Sembrava davvero impossibile, che animali di grossa taglia e dalle caratteristiche tanto spiccate, come l’Okapi (Okapia johnstoni Sclater, 1901), potessero essere rimasti sconosciuti alla scienza ufficiale, fino all’inizio del XX secolo; eppure, la scoperta di questo interessantissimo giraffide, perché di questo si tratta, risale ai primi del ‘900.

Le circostanze che la determinano, sono al limite del romanzesco, quasi ai livelli dei meravigliosi racconti di Emilio Salgari; per molto tempo, questo animale, di cui si avevano solo notizie da racconti delle popolazioni tribali africane, faceva parte di quella disciplina biologica, spesso al confine con il fantastico, che è la criptozoologia, fondata dal biologo belga Dr Bernard Heuvel- mans.

Si deve, l’uscita di questa specie, dalle liste criptozoologiche, ove era in compagnia con il big foot, lo yeti, Nessie e il Leviatano, ad opera del biologo zoologo e etnologo Sir Henry Stanley, a cui va riconosciuto almeno il merito di aver menzionato per primo l’okapi, nel suo famoso libro “Nell’Africa tenebrosa” ovvero “In the darkest Africa”; infatti questo scienziato nel capitolo dedicato ai Bambuti, un ceppo di tribù pigmoide congolese, narra di aver appreso dell’esistenza di un “Atti”, termine che in Bambuti suona come “asino” o “zebra”, che vive nel folto della foresta pluviale e che talvolta, finiva nelle trappole da loro utilizzate durante le battute di caccia.

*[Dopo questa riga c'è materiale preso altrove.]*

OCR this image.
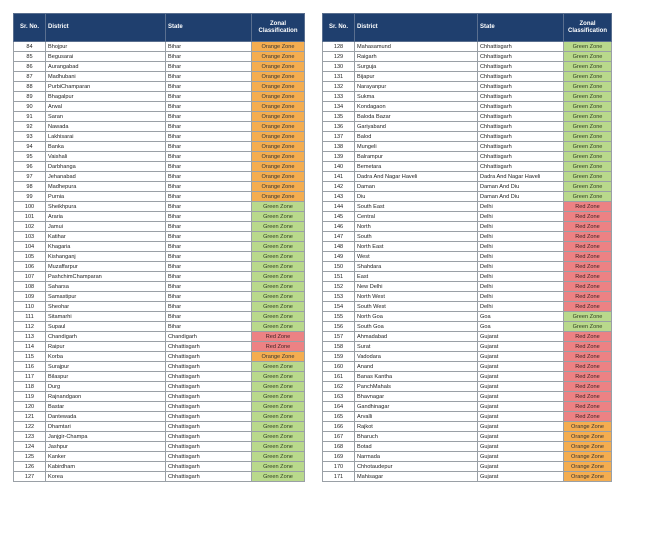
Sr. No.	District	State	Zonal Classification
84	Bhojpur	Bihar	Orange Zone
85	Begusarai	Bihar	Orange Zone
86	Aurangabad	Bihar	Orange Zone
87	Madhubani	Bihar	Orange Zone
88	PurbiChamparan	Bihar	Orange Zone
89	Bhagalpur	Bihar	Orange Zone
90	Arwal	Bihar	Orange Zone
91	Saran	Bihar	Orange Zone
92	Nawada	Bihar	Orange Zone
93	Lakhisarai	Bihar	Orange Zone
94	Banka	Bihar	Orange Zone
95	Vaishali	Bihar	Orange Zone
96	Darbhanga	Bihar	Orange Zone
97	Jehanabad	Bihar	Orange Zone
98	Madhepura	Bihar	Orange Zone
99	Purnia	Bihar	Orange Zone
100	Sheikhpura	Bihar	Green Zone
101	Araria	Bihar	Green Zone
102	Jamui	Bihar	Green Zone
103	Katihar	Bihar	Green Zone
104	Khagaria	Bihar	Green Zone
105	Kishanganj	Bihar	Green Zone
106	Muzaffarpur	Bihar	Green Zone
107	PashchimChamparan	Bihar	Green Zone
108	Saharsa	Bihar	Green Zone
109	Samastipur	Bihar	Green Zone
110	Sheohar	Bihar	Green Zone
111	Sitamarhi	Bihar	Green Zone
112	Supaul	Bihar	Green Zone
113	Chandigarh	Chandigarh	Red Zone
114	Raipur	Chhattisgarh	Red Zone
115	Korba	Chhattisgarh	Orange Zone
116	Surajpur	Chhattisgarh	Green Zone
117	Bilaspur	Chhattisgarh	Green Zone
118	Durg	Chhattisgarh	Green Zone
119	Rajnandgaon	Chhattisgarh	Green Zone
120	Bastar	Chhattisgarh	Green Zone
121	Dantewada	Chhattisgarh	Green Zone
122	Dhamtari	Chhattisgarh	Green Zone
123	Janjgir-Champa	Chhattisgarh	Green Zone
124	Jashpur	Chhattisgarh	Green Zone
125	Kanker	Chhattisgarh	Green Zone
126	Kabirdham	Chhattisgarh	Green Zone
127	Korea	Chhattisgarh	Green Zone
Sr. No.	District	State	Zonal Classification
128	Mahasamund	Chhattisgarh	Green Zone
129	Raigarh	Chhattisgarh	Green Zone
130	Surguja	Chhattisgarh	Green Zone
131	Bijapur	Chhattisgarh	Green Zone
132	Narayanpur	Chhattisgarh	Green Zone
133	Sukma	Chhattisgarh	Green Zone
134	Kondagaon	Chhattisgarh	Green Zone
135	Baloda Bazar	Chhattisgarh	Green Zone
136	Gariyaband	Chhattisgarh	Green Zone
137	Balod	Chhattisgarh	Green Zone
138	Mungeli	Chhattisgarh	Green Zone
139	Balrampur	Chhattisgarh	Green Zone
140	Bemetara	Chhattisgarh	Green Zone
141	Dadra And Nagar Haveli	Dadra And Nagar Haveli	Green Zone
142	Daman	Daman And Diu	Green Zone
143	Diu	Daman And Diu	Green Zone
144	South East	Delhi	Red Zone
145	Central	Delhi	Red Zone
146	North	Delhi	Red Zone
147	South	Delhi	Red Zone
148	North East	Delhi	Red Zone
149	West	Delhi	Red Zone
150	Shahdara	Delhi	Red Zone
151	East	Delhi	Red Zone
152	New Delhi	Delhi	Red Zone
153	North West	Delhi	Red Zone
154	South West	Delhi	Red Zone
155	North Goa	Goa	Green Zone
156	South Goa	Goa	Green Zone
157	Ahmadabad	Gujarat	Red Zone
158	Surat	Gujarat	Red Zone
159	Vadodara	Gujarat	Red Zone
160	Anand	Gujarat	Red Zone
161	Banas Kantha	Gujarat	Red Zone
162	PanchMahals	Gujarat	Red Zone
163	Bhavnagar	Gujarat	Red Zone
164	Gandhinagar	Gujarat	Red Zone
165	Arvalli	Gujarat	Red Zone
166	Rajkot	Gujarat	Orange Zone
167	Bharuch	Gujarat	Orange Zone
168	Botad	Gujarat	Orange Zone
169	Narmada	Gujarat	Orange Zone
170	Chhotaudepur	Gujarat	Orange Zone
171	Mahisagar	Gujarat	Orange Zone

Incuriosito da questa descrizione, essendo anche lui un biologo zoologo, sapendo quindi che tanto gli asini selvatici, quanto le zebre, evitano assolutamente l’inoltro della foresta, il Dr Harry Johnston ne dedusse che, stando così le cose, doveva trovarsi in quella regione dalle foreste ancora vergini, una nuova specie di equidi, adatta alla vita forestale; si propose quindi, di appurare di persona la cosa, quanto prima possibile, partendo per l’Africa in spedizione.

Scoperta solo nel 1901, ha decisamente un look d'altri tempi, con una distribuzione limitatissima © G. Mazza

Scoperta solo nel 1901, ha decisamente un look d'altri tempi, con una distribuzione limitatissima © G. Mazza

Giunto in Congo e iniziate le ricerche nel 1900, in una lettera datata “Fort Portal, Toru, Uganda, 21 agosto” e indirizzata alla Società Zoologica londinese, l’anno stesso, egli così si esprimeva:

“Quando riuscii a conversare con i membri di una tribù di Pigmei-Bambuto, essi furono espliciti, nel momento in cui gli chiesi ragguagli su questo animale; dissero infatti, che lo chiamavano Okapi e me ne fornirono anche questa descrizione: la parte superiore del corpo è di color bruno scuro come la terra umida, mentre il ventre e le zampe sono striati di bianco; giunto infine sull’avamposto belga di Mbeni, feci molte domande alla mia guida, la quale ammise che senza dubbio esisteva siffatto animale, anzi promise di farmi raggiungere una località, in cui mi sarebbe stato possibile catturarne un esemplare; dai belgi, inoltre, venni a sapere che la testa dell’Okapi era molto allungata, specialmente in corrispondenza del muso. Speravo anche che nel villaggio, come mi avevano assicurato, avrei potuto trovare una pelle dell’animale, ma poi fui deluso nello scoprire che questa, se pur era esistita, era stata distrutta dagli indigeni, per farne cinghie e bandoliere; per fortuna, se ne poterono reperire ancora un paio di pezzi abbastanza grandi, che alla prima occasione, vi farò pervenire. È certo comunque che, di qualsiasi animale si tratti, non è una delle specie note di zebre, né di un asino selvatico, anche se i brandi di pelle, sfortunatamente, appartengono alle zampe o al ventre, essendo striati. Non ci fu possibile per altro, durante la nostra breve permanenza nella regione, di imbatterci in un esemplare di okapi, tuttavia un ufficiale dello Stato Libero del Congo, promise di farmi avere una pelle completa e un cranio di questo animale”.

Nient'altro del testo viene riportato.